Comment Re:Answer (Score 2) 336

C++ is not C. C++ written like C tends to be crap code

You might want to avoid flying on commercial airliners then, because they have lots of avionics systems running C++ code exactly like that, with exceptions explicitly banned. Countless other embedded systems are the same way.

never, ever, worrying about cleaning up at the bottom of a function what you allocate at the top.

In these embedded systems, the "delete" keyword is also banned. You're never allowed to free memory once it's allocated.

Comment Re:And I'm the feminist deity (Score 1) 446

I agree completely. Another useless bachelor's degree is Philosophy. It's a useless Master's degree too. I had a roommate in college who got a Master's in Philosophy. I'm not sure what he ended up doing, but I'm pretty sure it had to do with moving back home with his parents in their little town, and had nothing to do with philosophy.

As for a bit of socialization and practice and managing one's life, you can do all that at a local community for far less money than a 4-year university.

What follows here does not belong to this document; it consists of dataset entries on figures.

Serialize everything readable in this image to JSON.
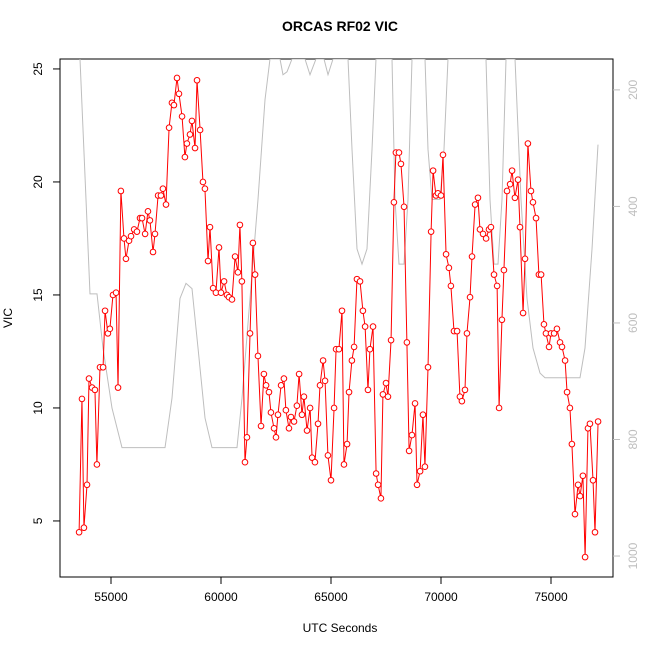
{
  "chart_data": {
    "type": "line",
    "title": "ORCAS RF02 VIC",
    "x_label": "UTC Seconds",
    "y_label": "VIC",
    "xlim": [
      52682,
      77818
    ],
    "xticks": [
      55000,
      60000,
      65000,
      70000,
      75000
    ],
    "ylim": [
      2.52,
      25.44
    ],
    "yticks": [
      5,
      10,
      15,
      20,
      25
    ],
    "y2lim": [
      1036,
      147
    ],
    "y2ticks": [
      200,
      400,
      600,
      800,
      1000
    ],
    "y2_color": "#bebebe",
    "series": [
      {
        "color": "#ff0000",
        "markers": true,
        "x": [
          53550,
          53680,
          53770,
          53910,
          54000,
          54140,
          54270,
          54360,
          54500,
          54640,
          54730,
          54860,
          54950,
          55090,
          55230,
          55320,
          55450,
          55590,
          55680,
          55820,
          55910,
          56050,
          56180,
          56320,
          56410,
          56550,
          56680,
          56770,
          56910,
          57000,
          57140,
          57270,
          57360,
          57500,
          57640,
          57770,
          57860,
          58000,
          58090,
          58230,
          58360,
          58450,
          58590,
          58680,
          58820,
          58910,
          59050,
          59180,
          59270,
          59410,
          59500,
          59640,
          59770,
          59910,
          60000,
          60140,
          60270,
          60360,
          60500,
          60640,
          60770,
          60860,
          60950,
          61090,
          61180,
          61320,
          61450,
          61550,
          61680,
          61820,
          61950,
          62050,
          62180,
          62270,
          62410,
          62500,
          62590,
          62730,
          62860,
          62950,
          63090,
          63180,
          63320,
          63450,
          63550,
          63680,
          63770,
          63910,
          64050,
          64140,
          64270,
          64410,
          64500,
          64640,
          64730,
          64860,
          65000,
          65140,
          65230,
          65360,
          65500,
          65590,
          65730,
          65820,
          65950,
          66050,
          66180,
          66320,
          66450,
          66550,
          66680,
          66770,
          66910,
          67050,
          67140,
          67270,
          67360,
          67500,
          67590,
          67730,
          67860,
          67950,
          68090,
          68180,
          68320,
          68450,
          68550,
          68680,
          68820,
          68910,
          69050,
          69180,
          69270,
          69410,
          69550,
          69640,
          69770,
          69860,
          70000,
          70090,
          70230,
          70360,
          70450,
          70590,
          70730,
          70860,
          70950,
          71090,
          71180,
          71320,
          71410,
          71550,
          71680,
          71770,
          71910,
          72050,
          72180,
          72270,
          72410,
          72550,
          72640,
          72770,
          72860,
          73000,
          73140,
          73230,
          73360,
          73500,
          73590,
          73730,
          73820,
          73950,
          74090,
          74180,
          74320,
          74450,
          74550,
          74680,
          74770,
          74910,
          75000,
          75140,
          75270,
          75410,
          75500,
          75640,
          75730,
          75860,
          75950,
          76090,
          76230,
          76320,
          76450,
          76550,
          76680,
          76770,
          76910,
          77000,
          77140
        ],
        "values": [
          4.5,
          10.4,
          4.7,
          6.6,
          11.3,
          10.9,
          10.8,
          7.5,
          11.8,
          11.8,
          14.3,
          13.3,
          13.5,
          15.0,
          15.1,
          10.9,
          19.6,
          17.5,
          16.6,
          17.4,
          17.6,
          17.9,
          17.8,
          18.4,
          18.4,
          17.7,
          18.7,
          18.3,
          16.9,
          17.7,
          19.4,
          19.4,
          19.7,
          19.0,
          22.4,
          23.5,
          23.4,
          24.6,
          23.9,
          22.9,
          21.1,
          21.7,
          22.1,
          22.7,
          21.5,
          24.5,
          22.3,
          20.0,
          19.7,
          16.5,
          18.0,
          15.3,
          15.1,
          17.1,
          15.1,
          15.6,
          15.0,
          14.9,
          14.8,
          16.7,
          16.0,
          18.1,
          15.6,
          7.6,
          8.7,
          13.3,
          17.3,
          15.9,
          12.3,
          9.2,
          11.5,
          11.0,
          10.7,
          9.8,
          9.1,
          8.7,
          9.7,
          11.0,
          11.3,
          9.9,
          9.1,
          9.6,
          9.4,
          10.1,
          11.5,
          9.7,
          10.5,
          9.0,
          10.0,
          7.8,
          7.6,
          9.3,
          11.0,
          12.1,
          11.2,
          7.9,
          6.8,
          10.0,
          12.6,
          12.6,
          14.3,
          7.5,
          8.4,
          10.7,
          12.1,
          12.7,
          15.7,
          15.6,
          14.3,
          13.6,
          10.8,
          12.6,
          13.6,
          7.1,
          6.6,
          6.0,
          10.6,
          11.1,
          10.5,
          13.0,
          19.1,
          21.3,
          21.3,
          20.8,
          18.9,
          12.9,
          8.1,
          8.8,
          10.2,
          6.6,
          7.2,
          9.7,
          7.4,
          11.8,
          17.8,
          20.5,
          19.4,
          19.5,
          19.4,
          21.2,
          16.8,
          16.2,
          15.4,
          13.4,
          13.4,
          10.5,
          10.3,
          10.8,
          13.3,
          14.9,
          16.7,
          19.0,
          19.3,
          17.9,
          17.7,
          17.5,
          17.9,
          18.0,
          15.9,
          15.4,
          10.0,
          13.9,
          16.1,
          19.6,
          19.9,
          20.5,
          19.3,
          20.1,
          18.0,
          14.2,
          16.6,
          21.7,
          19.6,
          19.1,
          18.4,
          15.9,
          15.9,
          13.7,
          13.3,
          12.7,
          13.3,
          13.3,
          13.5,
          12.9,
          12.7,
          12.1,
          10.7,
          10.0,
          8.4,
          5.3,
          6.6,
          6.1,
          7.0,
          3.4,
          9.1,
          9.3,
          6.8,
          4.5,
          9.4
        ]
      },
      {
        "color": "#bebebe",
        "axis": "y2",
        "markers": false,
        "x": [
          53591,
          53864,
          54045,
          54364,
          54636,
          55045,
          55500,
          57455,
          57773,
          58136,
          58409,
          58682,
          58955,
          59273,
          59591,
          60727,
          60955,
          61318,
          61682,
          62000,
          62227,
          62682,
          62818,
          63000,
          63227,
          63818,
          64045,
          64318,
          64682,
          64864,
          65091,
          65773,
          65955,
          66182,
          66409,
          66636,
          66864,
          67045,
          67773,
          67909,
          68091,
          68318,
          68500,
          68682,
          69273,
          69409,
          69591,
          69955,
          70136,
          70318,
          72045,
          72227,
          72409,
          72591,
          72773,
          72955,
          73364,
          73636,
          73909,
          74182,
          74500,
          74727,
          76318,
          76545,
          76864,
          77136
        ],
        "values": [
          147,
          388,
          550,
          550,
          643,
          746,
          814,
          814,
          729,
          558,
          532,
          541,
          643,
          763,
          814,
          814,
          729,
          558,
          388,
          217,
          147,
          147,
          174,
          169,
          147,
          147,
          174,
          147,
          147,
          174,
          147,
          147,
          302,
          473,
          499,
          473,
          302,
          147,
          147,
          388,
          499,
          499,
          388,
          147,
          147,
          302,
          388,
          388,
          302,
          147,
          147,
          388,
          499,
          499,
          388,
          147,
          147,
          388,
          558,
          643,
          686,
          694,
          694,
          643,
          473,
          294
        ]
      }
    ]
  }
}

The big thing you seem to get, socially, from a 4-year college is the whole dorm experience in your freshman and maybe sophomore years. I do think this is a good breaking-away-from-your-parents experience (it was for me), but does it need to cost that much money?

It does seem that our entire society needs a re-think on all this stuff.

Comment Re:reasons (Score 1) 327

They do that to save production costs by having less show, and they also have plans to cut those parts out when they syndicate and move to slots where they are allowed more commercials per hour. When you make a 30 minute show with 15 minutes of comercials, you must fit in something for the 15 minutes in the hour gap, at least until you change the laws to allow for 30 minutes of commercials per hour.